4. Instructions, Opinion of Counsel, and Signatures.
(a) At any time Columbia Management may apply to a duly authorized
agent of a Trust for instructions regarding the Trust, and may
consult counsel for such Trust or its own counsel, in respect
of any matter arising in connection with this Agreement, and
it shall not be liable for any action taken or omitted by it
in good faith in accordance with such instructions or with the
advice or opinion of such counsel. Columbia Management shall
be protected in acting upon any such instruction, advice, or
opinion and upon any other paper or document delivered by the
Trust or such counsel believed by Columbia Management to be
genuine and to have been signed by the proper person or
persons and shall not be held to have notice of any change of
authority of any officer or agent of the Trust, until receipt
of written notice thereof from such Trust.

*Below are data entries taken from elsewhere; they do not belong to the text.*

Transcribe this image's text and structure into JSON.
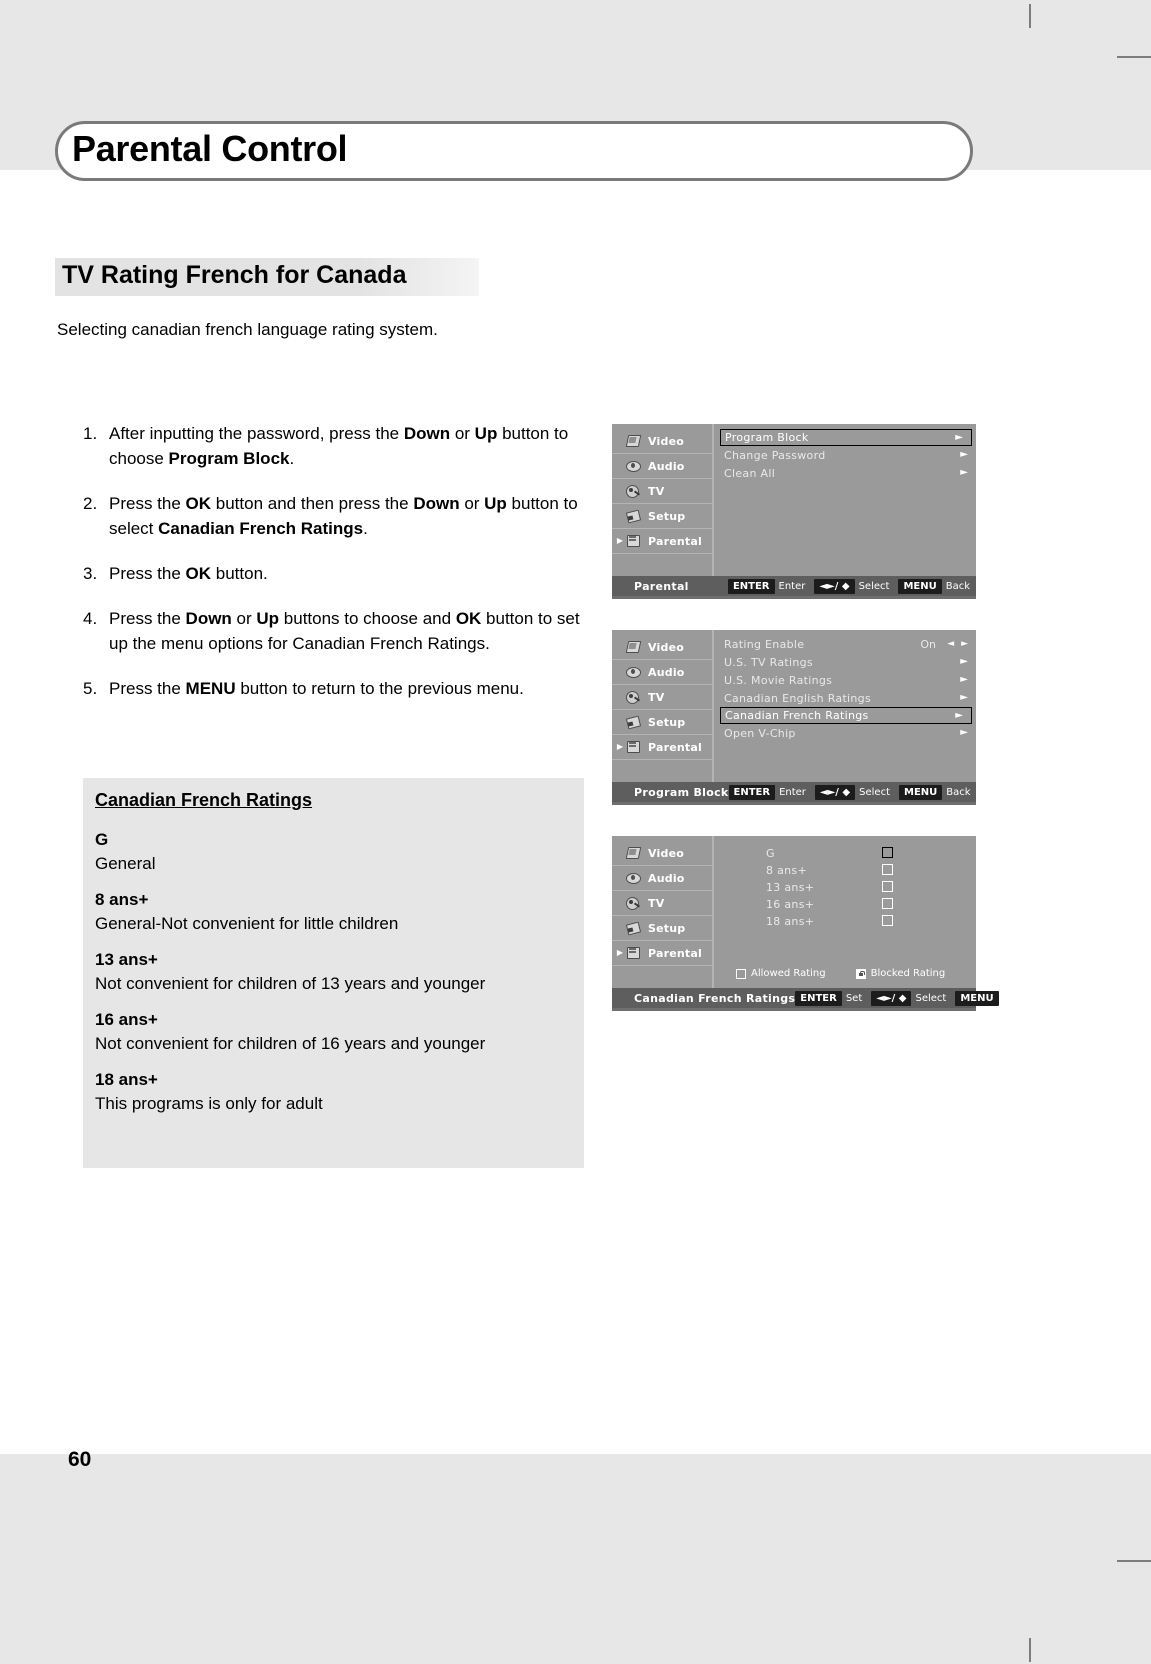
{
  "document": {
    "title": "Parental Control",
    "section_heading": "TV Rating French for Canada",
    "subtitle": "Selecting canadian french language rating system.",
    "page_number": "60"
  },
  "steps": [
    {
      "num": "1.",
      "parts": [
        {
          "t": "After inputting the password, press the ",
          "b": false
        },
        {
          "t": "Down",
          "b": true
        },
        {
          "t": " or ",
          "b": false
        },
        {
          "t": "Up",
          "b": true
        },
        {
          "t": " button to choose ",
          "b": false
        },
        {
          "t": "Program Block",
          "b": true
        },
        {
          "t": ".",
          "b": false
        }
      ]
    },
    {
      "num": "2.",
      "parts": [
        {
          "t": "Press the ",
          "b": false
        },
        {
          "t": "OK",
          "b": true
        },
        {
          "t": " button and then press the ",
          "b": false
        },
        {
          "t": "Down",
          "b": true
        },
        {
          "t": " or ",
          "b": false
        },
        {
          "t": "Up",
          "b": true
        },
        {
          "t": " button to select ",
          "b": false
        },
        {
          "t": "Canadian French Ratings",
          "b": true
        },
        {
          "t": ".",
          "b": false
        }
      ]
    },
    {
      "num": "3.",
      "parts": [
        {
          "t": "Press the ",
          "b": false
        },
        {
          "t": "OK",
          "b": true
        },
        {
          "t": " button.",
          "b": false
        }
      ]
    },
    {
      "num": "4.",
      "parts": [
        {
          "t": "Press the ",
          "b": false
        },
        {
          "t": "Down",
          "b": true
        },
        {
          "t": " or ",
          "b": false
        },
        {
          "t": "Up",
          "b": true
        },
        {
          "t": " buttons to choose and ",
          "b": false
        },
        {
          "t": "OK",
          "b": true
        },
        {
          "t": " button to set up the menu options for Canadian French Ratings.",
          "b": false
        }
      ]
    },
    {
      "num": "5.",
      "parts": [
        {
          "t": "Press the ",
          "b": false
        },
        {
          "t": "MENU",
          "b": true
        },
        {
          "t": " button to return to the previous menu.",
          "b": false
        }
      ]
    }
  ],
  "infobox": {
    "title": "Canadian French Ratings",
    "ratings": [
      {
        "code": "G",
        "desc": "General"
      },
      {
        "code": "8 ans+",
        "desc": "General-Not convenient for little children"
      },
      {
        "code": "13 ans+",
        "desc": "Not convenient for children of 13 years and younger"
      },
      {
        "code": "16 ans+",
        "desc": "Not convenient for children of 16 years and younger"
      },
      {
        "code": "18 ans+",
        "desc": "This programs is only for adult"
      }
    ]
  },
  "osd_nav": [
    {
      "label": "Video",
      "icon": "video-icon",
      "active": false
    },
    {
      "label": "Audio",
      "icon": "audio-icon",
      "active": false
    },
    {
      "label": "TV",
      "icon": "tv-icon",
      "active": false
    },
    {
      "label": "Setup",
      "icon": "setup-icon",
      "active": false
    },
    {
      "label": "Parental",
      "icon": "parental-icon",
      "active": true
    }
  ],
  "osd_footer_keys": {
    "enter_key": "ENTER",
    "enter_label": "Enter",
    "set_label": "Set",
    "dirs_key": "◄►/ ◆",
    "select_label": "Select",
    "menu_key": "MENU",
    "back_label": "Back"
  },
  "osd1": {
    "footer_title": "Parental",
    "enter_label": "Enter",
    "rows": [
      {
        "label": "Program Block",
        "selected": true,
        "arrow": "►"
      },
      {
        "label": "Change Password",
        "selected": false,
        "arrow": "►"
      },
      {
        "label": "Clean All",
        "selected": false,
        "arrow": "►"
      }
    ]
  },
  "osd2": {
    "footer_title": "Program Block",
    "enter_label": "Enter",
    "rows": [
      {
        "label": "Rating Enable",
        "selected": false,
        "value": "On",
        "lr": "◄ ►"
      },
      {
        "label": "U.S. TV Ratings",
        "selected": false,
        "arrow": "►"
      },
      {
        "label": "U.S. Movie Ratings",
        "selected": false,
        "arrow": "►"
      },
      {
        "label": "Canadian English Ratings",
        "selected": false,
        "arrow": "►"
      },
      {
        "label": "Canadian French Ratings",
        "selected": true,
        "arrow": "►"
      },
      {
        "label": "Open V-Chip",
        "selected": false,
        "arrow": "►"
      }
    ]
  },
  "osd3": {
    "footer_title": "Canadian French Ratings",
    "enter_label": "Set",
    "rows": [
      {
        "label": "G",
        "checked": false
      },
      {
        "label": "8 ans+",
        "checked": false
      },
      {
        "label": "13 ans+",
        "checked": false
      },
      {
        "label": "16 ans+",
        "checked": false
      },
      {
        "label": "18 ans+",
        "checked": false
      }
    ],
    "legend": {
      "allowed": "Allowed Rating",
      "blocked": "Blocked Rating"
    }
  }
}
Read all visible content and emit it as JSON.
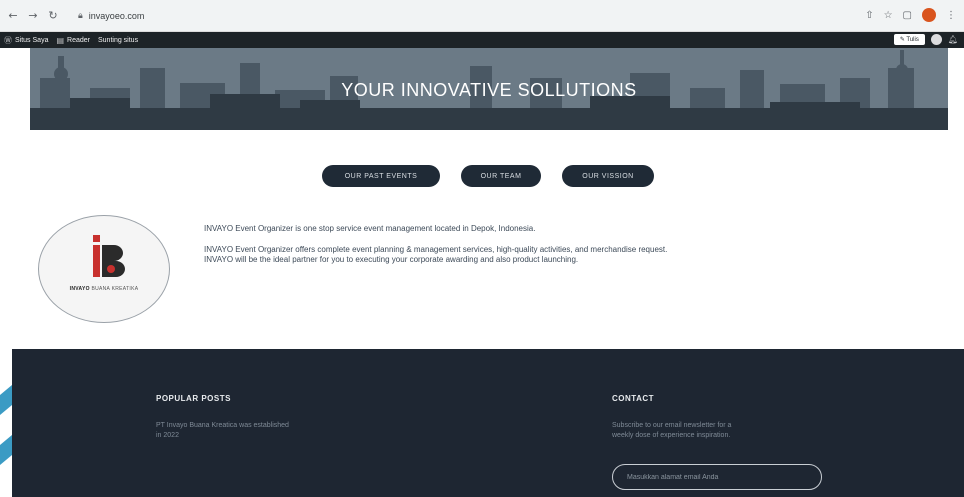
{
  "browser": {
    "url": "invayoeo.com",
    "back_icon": "arrow-left-icon",
    "forward_icon": "arrow-right-icon",
    "reload_icon": "reload-icon",
    "lock_icon": "lock-icon"
  },
  "admin_bar": {
    "items": [
      {
        "icon": "wordpress-icon",
        "label": "Situs Saya"
      },
      {
        "icon": "reader-icon",
        "label": "Reader"
      },
      {
        "icon": "",
        "label": "Sunting situs"
      }
    ],
    "edit_label": "✎ Tulis"
  },
  "hero": {
    "title": "YOUR INNOVATIVE SOLLUTIONS"
  },
  "nav_buttons": [
    {
      "label": "OUR PAST EVENTS"
    },
    {
      "label": "OUR TEAM"
    },
    {
      "label": "OUR VISSION"
    }
  ],
  "logo": {
    "brand_bold": "INVAYO",
    "brand_rest": " BUANA KREATIKA"
  },
  "about": {
    "paragraph1": "INVAYO Event Organizer is one stop service event management located in Depok, Indonesia.",
    "paragraph2_line1": "INVAYO Event Organizer offers complete event planning & management services, high-quality activities, and merchandise request.",
    "paragraph2_line2": "INVAYO will be the ideal partner for you to executing your corporate awarding and also product launching."
  },
  "footer": {
    "popular_posts": {
      "heading": "POPULAR POSTS",
      "text_line1": "PT Invayo Buana Kreatica was established",
      "text_line2": "in 2022"
    },
    "contact": {
      "heading": "CONTACT",
      "text_line1": "Subscribe to our email newsletter for a",
      "text_line2": "weekly dose of experience inspiration.",
      "email_placeholder": "Masukkan alamat email Anda"
    }
  },
  "colors": {
    "accent_stripe": "#3b9bc4",
    "hero_bg": "#5b6b78",
    "button_bg": "#1f2a36",
    "footer_bg": "#1e2632"
  }
}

(b) Columbia Management may receive and accept a certified copy of
a vote of the Board of Trustees of a Trust as conclusive
evidence of (i) the authority of any person to act in
accordance with such vote or (ii) any determination or any
action by the Board of Trustees pursuant to its Agreement and
Declaration of Trust as described in such vote, and such vote
may be considered as in full force and effect until receipt by
Columbia Management of written notice to the contrary.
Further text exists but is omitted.